3月29日、米中西部イリノイ州シカゴ市で、追跡中に射殺した13歳の少年の心肺蘇生を試みる警官らの映像(AP)
3月29日、米中西部イリノイ州シカゴ市で、追跡中に射殺した13歳の少年の心肺蘇生を試みる警官らの映像(AP)

 米国では、黒人男性ジョージ・フロイドさんを死亡させた白人の元警官の裁判の審理期間中、警官による射殺事案が相次ぎ、警察改革を求める声がさらに強まった。警官による射殺は毎年約1000人に上る。警官の「安易な」発砲の背景には、緊急対応時の「一瞬の判断」は警官に任せるという連邦最高裁判例があるとされる。地方警察が不適切事案を連邦捜査局(FBI)に報告する義務がなく実態把握が進まないことも要因の一つとされるが、警察改革をめぐっては党派対立もあり、解決は容易ではない。(ニューヨーク 平田雄介)

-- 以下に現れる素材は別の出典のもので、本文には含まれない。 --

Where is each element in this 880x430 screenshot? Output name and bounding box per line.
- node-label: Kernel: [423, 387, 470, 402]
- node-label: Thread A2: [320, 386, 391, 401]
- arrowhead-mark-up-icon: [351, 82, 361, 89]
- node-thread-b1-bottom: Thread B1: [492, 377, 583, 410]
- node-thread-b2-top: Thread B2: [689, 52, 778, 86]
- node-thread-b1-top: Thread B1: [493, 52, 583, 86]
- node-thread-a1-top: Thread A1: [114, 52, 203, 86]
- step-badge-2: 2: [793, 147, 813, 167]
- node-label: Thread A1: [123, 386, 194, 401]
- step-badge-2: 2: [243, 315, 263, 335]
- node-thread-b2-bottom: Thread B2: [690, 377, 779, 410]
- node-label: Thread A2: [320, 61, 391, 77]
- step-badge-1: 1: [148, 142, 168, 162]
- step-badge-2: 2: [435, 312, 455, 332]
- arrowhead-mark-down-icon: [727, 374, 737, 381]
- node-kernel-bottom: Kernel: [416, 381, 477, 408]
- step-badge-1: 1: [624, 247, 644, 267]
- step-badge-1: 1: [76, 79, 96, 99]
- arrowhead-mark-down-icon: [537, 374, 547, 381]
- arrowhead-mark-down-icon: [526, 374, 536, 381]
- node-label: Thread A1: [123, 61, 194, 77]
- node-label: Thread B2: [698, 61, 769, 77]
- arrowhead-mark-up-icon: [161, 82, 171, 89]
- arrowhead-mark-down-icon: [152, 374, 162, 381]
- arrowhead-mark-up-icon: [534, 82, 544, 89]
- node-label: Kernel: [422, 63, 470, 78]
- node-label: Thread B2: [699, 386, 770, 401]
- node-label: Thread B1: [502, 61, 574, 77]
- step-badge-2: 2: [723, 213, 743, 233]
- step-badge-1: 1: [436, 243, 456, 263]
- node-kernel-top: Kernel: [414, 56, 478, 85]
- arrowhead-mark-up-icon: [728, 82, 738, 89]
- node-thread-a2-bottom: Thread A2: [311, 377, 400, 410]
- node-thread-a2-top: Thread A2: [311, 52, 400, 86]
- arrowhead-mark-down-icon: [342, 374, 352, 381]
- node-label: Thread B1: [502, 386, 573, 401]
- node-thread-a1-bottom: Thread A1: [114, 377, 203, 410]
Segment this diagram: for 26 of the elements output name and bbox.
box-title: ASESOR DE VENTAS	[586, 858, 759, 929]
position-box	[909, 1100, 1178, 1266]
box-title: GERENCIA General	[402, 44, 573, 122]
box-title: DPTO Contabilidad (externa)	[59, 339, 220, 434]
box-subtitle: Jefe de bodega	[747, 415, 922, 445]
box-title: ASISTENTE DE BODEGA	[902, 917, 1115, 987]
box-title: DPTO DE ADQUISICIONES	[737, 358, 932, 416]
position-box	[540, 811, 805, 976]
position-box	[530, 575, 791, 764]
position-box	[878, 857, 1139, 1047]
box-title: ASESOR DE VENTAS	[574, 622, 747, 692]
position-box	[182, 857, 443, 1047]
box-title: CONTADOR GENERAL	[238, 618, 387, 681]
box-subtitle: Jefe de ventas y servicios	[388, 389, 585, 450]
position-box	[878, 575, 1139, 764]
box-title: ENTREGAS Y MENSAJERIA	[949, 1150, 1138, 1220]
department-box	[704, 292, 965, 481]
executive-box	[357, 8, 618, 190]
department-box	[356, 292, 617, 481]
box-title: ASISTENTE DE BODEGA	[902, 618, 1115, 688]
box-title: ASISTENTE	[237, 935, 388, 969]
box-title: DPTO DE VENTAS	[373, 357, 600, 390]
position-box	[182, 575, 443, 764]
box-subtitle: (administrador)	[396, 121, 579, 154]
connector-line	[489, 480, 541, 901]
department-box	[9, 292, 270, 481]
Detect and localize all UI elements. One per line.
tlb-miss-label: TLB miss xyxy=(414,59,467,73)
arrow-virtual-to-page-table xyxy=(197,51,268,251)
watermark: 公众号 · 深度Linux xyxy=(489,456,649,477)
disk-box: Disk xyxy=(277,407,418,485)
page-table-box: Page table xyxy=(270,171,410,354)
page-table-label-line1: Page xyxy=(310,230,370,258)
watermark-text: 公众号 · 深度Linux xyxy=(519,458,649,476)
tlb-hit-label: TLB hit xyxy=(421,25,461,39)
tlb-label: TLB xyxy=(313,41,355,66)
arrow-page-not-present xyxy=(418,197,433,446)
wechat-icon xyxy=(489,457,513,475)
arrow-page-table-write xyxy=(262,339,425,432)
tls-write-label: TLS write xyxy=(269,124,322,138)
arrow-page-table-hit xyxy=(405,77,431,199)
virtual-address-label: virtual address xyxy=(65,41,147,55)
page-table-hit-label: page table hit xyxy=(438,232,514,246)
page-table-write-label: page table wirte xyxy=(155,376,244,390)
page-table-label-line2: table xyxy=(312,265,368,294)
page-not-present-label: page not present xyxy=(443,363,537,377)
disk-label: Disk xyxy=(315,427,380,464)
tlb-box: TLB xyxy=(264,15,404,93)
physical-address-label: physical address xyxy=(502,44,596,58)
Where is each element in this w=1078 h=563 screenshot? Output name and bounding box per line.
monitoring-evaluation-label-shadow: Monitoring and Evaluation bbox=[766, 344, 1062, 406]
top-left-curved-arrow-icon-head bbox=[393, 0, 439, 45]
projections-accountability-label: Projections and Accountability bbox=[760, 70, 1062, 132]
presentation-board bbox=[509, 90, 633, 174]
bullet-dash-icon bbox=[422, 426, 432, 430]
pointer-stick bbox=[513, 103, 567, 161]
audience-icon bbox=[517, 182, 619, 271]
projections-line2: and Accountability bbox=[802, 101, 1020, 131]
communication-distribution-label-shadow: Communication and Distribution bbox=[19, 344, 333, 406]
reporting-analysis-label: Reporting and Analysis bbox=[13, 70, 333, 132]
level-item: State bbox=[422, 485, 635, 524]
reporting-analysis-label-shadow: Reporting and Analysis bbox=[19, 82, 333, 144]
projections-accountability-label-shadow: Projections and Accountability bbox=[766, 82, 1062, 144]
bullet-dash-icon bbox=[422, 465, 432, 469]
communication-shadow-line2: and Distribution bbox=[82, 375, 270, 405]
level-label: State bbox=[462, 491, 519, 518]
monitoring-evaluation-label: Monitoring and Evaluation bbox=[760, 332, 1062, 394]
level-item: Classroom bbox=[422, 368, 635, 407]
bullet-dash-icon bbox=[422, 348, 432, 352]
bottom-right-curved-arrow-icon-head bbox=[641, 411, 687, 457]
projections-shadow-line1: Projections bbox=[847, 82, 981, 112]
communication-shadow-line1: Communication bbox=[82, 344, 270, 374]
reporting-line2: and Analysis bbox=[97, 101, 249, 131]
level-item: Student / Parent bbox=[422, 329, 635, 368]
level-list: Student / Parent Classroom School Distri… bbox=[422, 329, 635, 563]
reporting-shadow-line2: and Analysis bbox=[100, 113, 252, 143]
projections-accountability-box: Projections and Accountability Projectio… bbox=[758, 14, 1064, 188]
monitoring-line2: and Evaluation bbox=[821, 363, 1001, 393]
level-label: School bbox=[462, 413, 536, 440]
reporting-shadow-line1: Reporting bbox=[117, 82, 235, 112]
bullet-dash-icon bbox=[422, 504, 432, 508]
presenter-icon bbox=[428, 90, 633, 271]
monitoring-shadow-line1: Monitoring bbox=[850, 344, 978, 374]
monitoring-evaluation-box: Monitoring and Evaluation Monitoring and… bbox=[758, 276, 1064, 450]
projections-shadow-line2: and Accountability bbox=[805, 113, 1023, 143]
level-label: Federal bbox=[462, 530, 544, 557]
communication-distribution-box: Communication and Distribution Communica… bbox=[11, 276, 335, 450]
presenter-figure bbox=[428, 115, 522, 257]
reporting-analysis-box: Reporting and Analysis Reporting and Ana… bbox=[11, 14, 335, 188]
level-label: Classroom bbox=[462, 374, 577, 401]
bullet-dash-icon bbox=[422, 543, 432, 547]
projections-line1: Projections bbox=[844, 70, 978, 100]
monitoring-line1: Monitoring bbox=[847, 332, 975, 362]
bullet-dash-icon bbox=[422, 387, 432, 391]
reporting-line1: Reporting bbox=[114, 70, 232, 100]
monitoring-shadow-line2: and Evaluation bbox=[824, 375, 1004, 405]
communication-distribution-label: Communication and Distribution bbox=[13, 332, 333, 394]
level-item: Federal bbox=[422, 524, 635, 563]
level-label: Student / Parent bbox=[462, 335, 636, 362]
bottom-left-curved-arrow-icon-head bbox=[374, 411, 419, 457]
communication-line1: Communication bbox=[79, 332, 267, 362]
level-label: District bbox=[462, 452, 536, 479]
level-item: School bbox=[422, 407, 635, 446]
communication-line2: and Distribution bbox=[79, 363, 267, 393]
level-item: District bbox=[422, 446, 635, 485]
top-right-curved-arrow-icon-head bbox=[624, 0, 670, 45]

 フロイドさん事件の本格審理は3月29日に始まり4月21日に終了。白人の元警官デレク・ショービン被告に有罪評決が下された。非営利団体「銃暴力アーカイブ」の集計によると、この審理期間中のわずか22日の間にも、全米で103人が警官に射殺された。この中には、中西部イリノイ州シカゴ市で死亡した13歳の少年アダム・トレドさんや、中西部オハイオ州コロンバス市で亡くなった16歳の黒人少女マカイア・ブライアントさんら10代の犠牲者も含まれる。

 警官による少年少女の射殺は、単に痛ましいだけでなく、容疑者射殺もやむなしといえる明白な状況を除けば、彼らに裁判を受けさせて更生を促す最初の道筋を担うという警察の役割を適切に果たせなかった「不祥事」だとすらいえる。